This article is intended for new Linux users who wish to use their Linux-box for some real work. Speed control of an industrial motor? Sounds complicated? It’s not as complex an affair as it sounds. What’s interesting is that a PC powered with a Linux based Real-Time Operating System (RTOS) can be used to control anything from a small motor to a complex industrial drive with the utmost reliability. This article presents the implementation of a Digital PI (Proportional+Integral) Controller on a PC running RTAI (Real Time Application Interface). A system developed on Linux-2.4.24 kernel patched with RTAI-3.1 was used for the speed control of a 12V DC motor.

Control systems

Control systems can be broadly divided into two: open loop systems and closed loop systems. Systems which do not automatically correct the variations in their output are open loop systems. This means that the output is not fed back to the input for correction. For instance, consider a traffic control system where the traffic signals are operated on a time basis. The system will not measure the density of the traffic before giving the signals thereby making it an open loop system.

Consider now a temperature control system, say an air conditioner. The output of this system is the desired room temperature. Obviously, this depends on the time that the supply to heater/cooler remains ON. Depending on the actual temperature sensed by sensors and the desired temperature, corrective measures are taken by the controller. Thus the system automatically corrects any changes in output by monitoring the same; hence, making it a closed loop system.

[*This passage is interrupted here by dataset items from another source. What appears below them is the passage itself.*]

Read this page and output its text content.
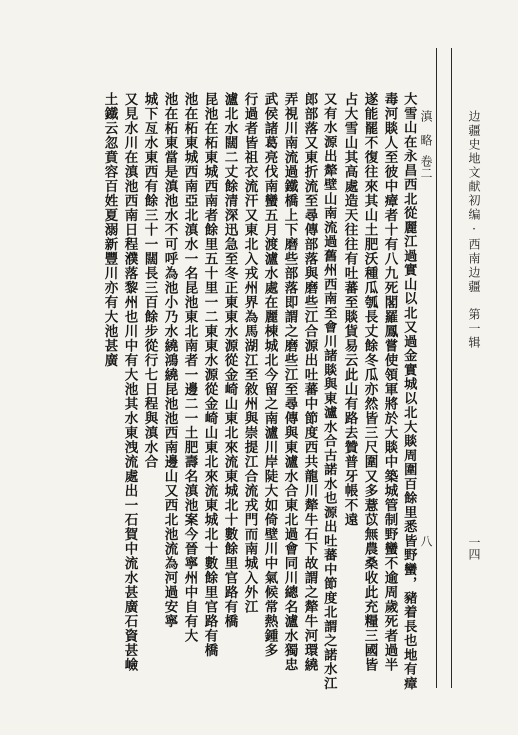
边疆史地文献初编·西南边疆　第一辑
一四
滇　略
卷二
八
大雪山在永昌西北從麗江過實山以北又過金實城以北大賧周圍百餘里悉皆野蠻，豬着長也地有瘴
毒河賧人至彼中瘴者十有八九死閣羅鳳嘗使領軍將於大賧中築城管制野蠻不逾周歲死者過半
遂能罷不復往來其山土肥沃種瓜瓠長丈餘冬瓜亦然皆三尺圍又多薏苡無農桑收此充糧三國皆
占大雪山其高處造天往往有吐蕃至賧貨易云此山有路去贊普牙帳不遠
又有水源出犛壁山南流過舊州西南至會川諸賧與東瀘水合古諾水也源出吐蕃中節度北謂之諾水江
郎部落又東折流至尋傳部落與磨些江合源出吐蕃中節度西共龍川犛牛石下故謂之犛牛河環繞
弄視川南流過鐵橋上下磨些部落即謂之磨些江至尋傳與東瀘水合東北過會同川總名瀘水獨忠
武侯諸葛亮伐南蠻五月渡瀘水處在麗棟城北今留之南瀘川岸陡大如倚壁川中氣候常熱鍾多
行過者皆祖衣流汗又東北入戎州界為馬湖江至敘州與崇提江合流戎門而南城入外江
瀘北水闊二丈餘清深迅急至冬正東東水源從金崎山東北來流東城北十數餘里官路有橋
昆池在柘東城西南者餘里五十里一二東東水源從金崎山東北來流東城北十數餘里官路有橋
池在柘東城西南亞北滇水一名昆池東北南者一邊二一土肥壽名滇池案今晉寧州中自有大
池在柘東當是滇池水不可呼為池小乃水繞鴻繞昆池池西南邊山又西北池流為河過安寧
城下亙水東西有餘三十一闊長三百餘步從行七日程與滇水合
又見水川在滇池西南日程濮落黎州也川中有大池其水東洩流處出一石賀中流水甚廣石資甚嶮
土鐵云忽賁容百姓夏溺新豐川亦有大池甚廣
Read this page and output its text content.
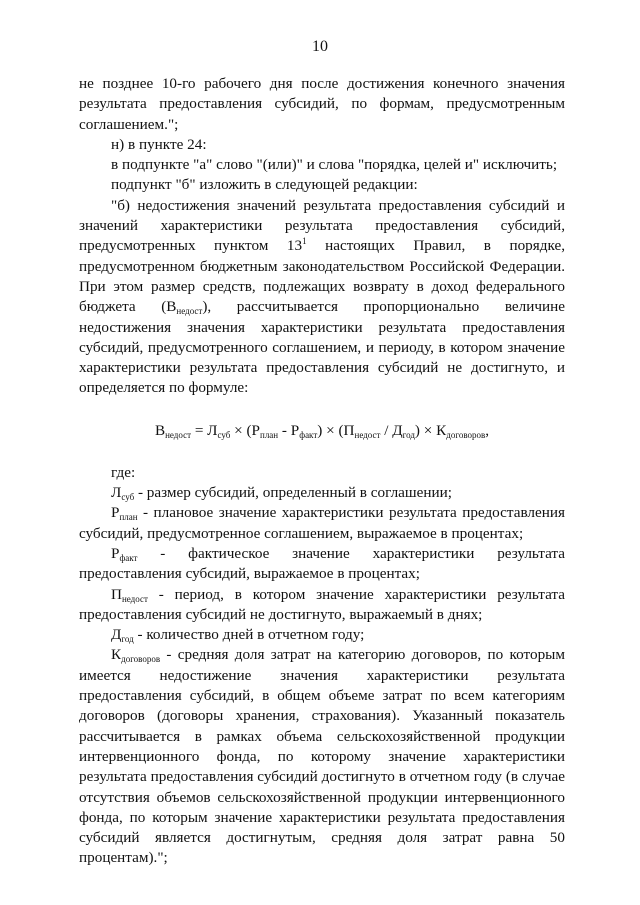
10

не позднее 10-го рабочего дня после достижения конечного значения результата предоставления субсидий, по формам, предусмотренным соглашением.";

н) в пункте 24:

в подпункте "а" слово "(или)" и слова "порядка, целей и" исключить;

подпункт "б" изложить в следующей редакции:

"б) недостижения значений результата предоставления субсидий и значений характеристики результата предоставления субсидий, предусмотренных пунктом $13^1$ настоящих Правил, в порядке, предусмотренном бюджетным законодательством Российской Федерации. При этом размер средств, подлежащих возврату в доход федерального бюджета $(В_{недост})$, рассчитывается пропорционально величине недостижения значения характеристики результата предоставления субсидий, предусмотренного соглашением, и периоду, в котором значение характеристики результата предоставления субсидий не достигнуто, и определяется по формуле:

$В_{недост} = Л_{суб} \times (Р_{план} - Р_{факт}) \times (П_{недост} / Д_{год}) \times К_{договоров}$,

где:

$Л_{суб}$ - размер субсидий, определенный в соглашении;

$Р_{план}$ - плановое значение характеристики результата предоставления субсидий, предусмотренное соглашением, выражаемое в процентах;

$Р_{факт}$ - фактическое значение характеристики результата предоставления субсидий, выражаемое в процентах;

$П_{недост}$ - период, в котором значение характеристики результата предоставления субсидий не достигнуто, выражаемый в днях;

$Д_{год}$ - количество дней в отчетном году;

$К_{договоров}$ - средняя доля затрат на категорию договоров, по которым имеется недостижение значения характеристики результата предоставления субсидий, в общем объеме затрат по всем категориям договоров (договоры хранения, страхования). Указанный показатель рассчитывается в рамках объема сельскохозяйственной продукции интервенционного фонда, по которому значение характеристики результата предоставления субсидий достигнуто в отчетном году (в случае отсутствия объемов сельскохозяйственной продукции интервенционного фонда, по которым значение характеристики результата предоставления субсидий является достигнутым, средняя доля затрат равна 50 процентам).";
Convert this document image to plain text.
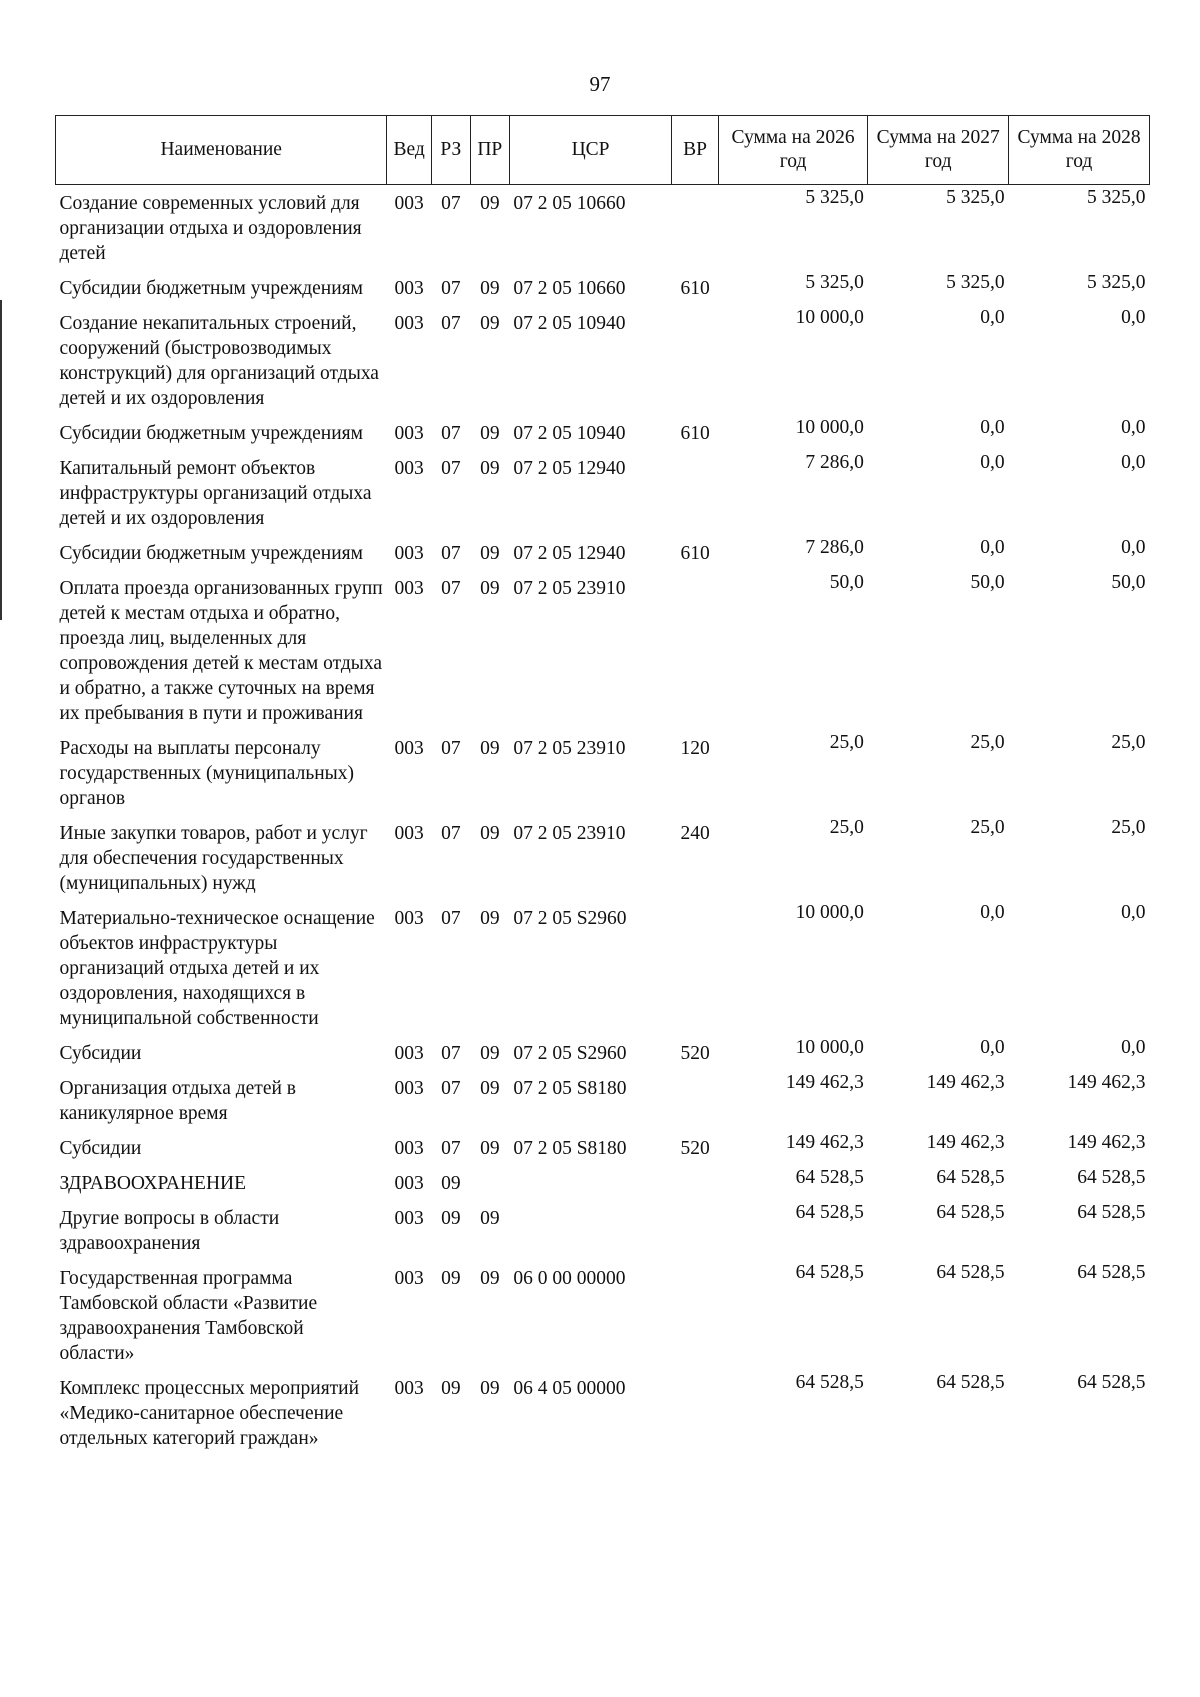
97
Наименование	Вед	РЗ	ПР	ЦСР	ВР	Сумма на 2026 год	Сумма на 2027 год	Сумма на 2028 год
Создание современных условий для организации отдыха и оздоровления детей	003	07	09	07 2 05 10660		5 325,0	5 325,0	5 325,0
Субсидии бюджетным учреждениям	003	07	09	07 2 05 10660	610	5 325,0	5 325,0	5 325,0
Создание некапитальных строений, сооружений (быстровозводимых конструкций) для организаций отдыха детей и их оздоровления	003	07	09	07 2 05 10940		10 000,0	0,0	0,0
Субсидии бюджетным учреждениям	003	07	09	07 2 05 10940	610	10 000,0	0,0	0,0
Капитальный ремонт объектов инфраструктуры организаций отдыха детей и их оздоровления	003	07	09	07 2 05 12940		7 286,0	0,0	0,0
Субсидии бюджетным учреждениям	003	07	09	07 2 05 12940	610	7 286,0	0,0	0,0
Оплата проезда организованных групп детей к местам отдыха и обратно, проезда лиц, выделенных для сопровождения детей к местам отдыха и обратно, а также суточных на время их пребывания в пути и проживания	003	07	09	07 2 05 23910		50,0	50,0	50,0
Расходы на выплаты персоналу государственных (муниципальных) органов	003	07	09	07 2 05 23910	120	25,0	25,0	25,0
Иные закупки товаров, работ и услуг для обеспечения государственных (муниципальных) нужд	003	07	09	07 2 05 23910	240	25,0	25,0	25,0
Материально-техническое оснащение объектов инфраструктуры организаций отдыха детей и их оздоровления, находящихся в муниципальной собственности	003	07	09	07 2 05 S2960		10 000,0	0,0	0,0
Субсидии	003	07	09	07 2 05 S2960	520	10 000,0	0,0	0,0
Организация отдыха детей в каникулярное время	003	07	09	07 2 05 S8180		149 462,3	149 462,3	149 462,3
Субсидии	003	07	09	07 2 05 S8180	520	149 462,3	149 462,3	149 462,3
ЗДРАВООХРАНЕНИЕ	003	09				64 528,5	64 528,5	64 528,5
Другие вопросы в области здравоохранения	003	09	09			64 528,5	64 528,5	64 528,5
Государственная программа Тамбовской области «Развитие здравоохранения Тамбовской области»	003	09	09	06 0 00 00000		64 528,5	64 528,5	64 528,5
Комплекс процессных мероприятий «Медико-санитарное обеспечение отдельных категорий граждан»	003	09	09	06 4 05 00000		64 528,5	64 528,5	64 528,5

An open loop system can be modified into a closed loop system by providing a feedback. The provision for feedback automatically corrects the changes in the output due to disturbances. So, the closed loop system is also called an automatic control system. The general block diagram of an automatic control system is shown in figure 1.

Figure 1: Closed system block diagram

Automatic controller

A controller is a device introduced into the system to modify an error signal and to produce the required control signal. An automatic controller compares the actual value of the plant output with the desired value, determines the deviation, and produces a control signal. This will reduce the deviation to zero or to a smaller value. According to the manner in which the controller produces the control signal (called control action), controllers are classified as proportional (P), integral (I), derivative (D) or combinations of these (PI, PD and PID).

The proportional controller is a device that produces a control signal u(t), which is proportional to the input error signal, e(t) (error signal is the difference between the actual value and the desired value) i.e.:

u(t) = Kp * e(t)

where Kp = proportional gain or constant; proportional controller amplifies the error signal by an amount Kp. The drawback of the P-controller is that it leads to a constant steady state error. Integral control is used to reduce the steady state error to zero. This device produces a control signal u(t) which is proportional to the integral of the input error signal:

 
u(t) = Ki * integral { e(t)*dt } 

where Ki = integral gain or constant. Integral control means that we are considering the sum of all errors over an interval. So this always gives us a measure of variation over a constant interval. The other choice is derivative control where the control signal (u(t)) is proportional to the derivative of the input error signal (e(t)). We consider the derivative of e(t) at a given instant as the difference between present and previous errors. A large positive derivative value indicates a rapid change in output variable (here the speed of motor). In other words, the rate of change of speed is more. The drawback in integral controller is that it may lead to oscillatory response. For these reasons combination of P, I and D are used. Most (75-90%) of controllers in current use are PID. In this article, I will look at the design of a PI controller.

The PI controller looks at:

1. the current value of the error; and
2. the integral of the error over a recent time interval.

This not only determines how much correction to apply, but for how long. Each of the above two quantities are multiplied by a “tuning constant” (Kp and Ki respectively) and added together. Depending on the application, one may want a faster convergence speed or a lower overshoot. By adjusting the weighting constants, Kp and Ki, the PI is set to give the most desirable performance. The implementation of software PI controller is discussed later in this article.

Figure 2: A digital PI controller

Today, digital controllers are being used in many large and small-scale control systems, replacing analog controllers. It’s now common practice to implement PI controllers in its digital avatar, which means the controller algorithm is implemented in software rather than in hardware. The trend toward digital control is mainly due to the availability of low-cost digital computers. Moreover, as the complexity of a control system increases, demands for flexibility, adaptability and optimality increases. Digital computers used as compensator are a better option in such cases. A general purpose computer, if used, lends itself to time-shared use of other control functions in the plant.

The systems that ensure timing requirements are termed as real-time systems. An appropriate operating system should be used to satisfy time constraints

Why real-time?

Using general purpose computers is a disadvantage, if the operating system employs various tasks to be executed on a time shared basis. An example of such an operating system is GNU/Linux, where the time constraints required by the control system are not met.

The systems that ensure timing requirements are termed as real-time systems. An appropriate operating system should be used to satisfy time constraints.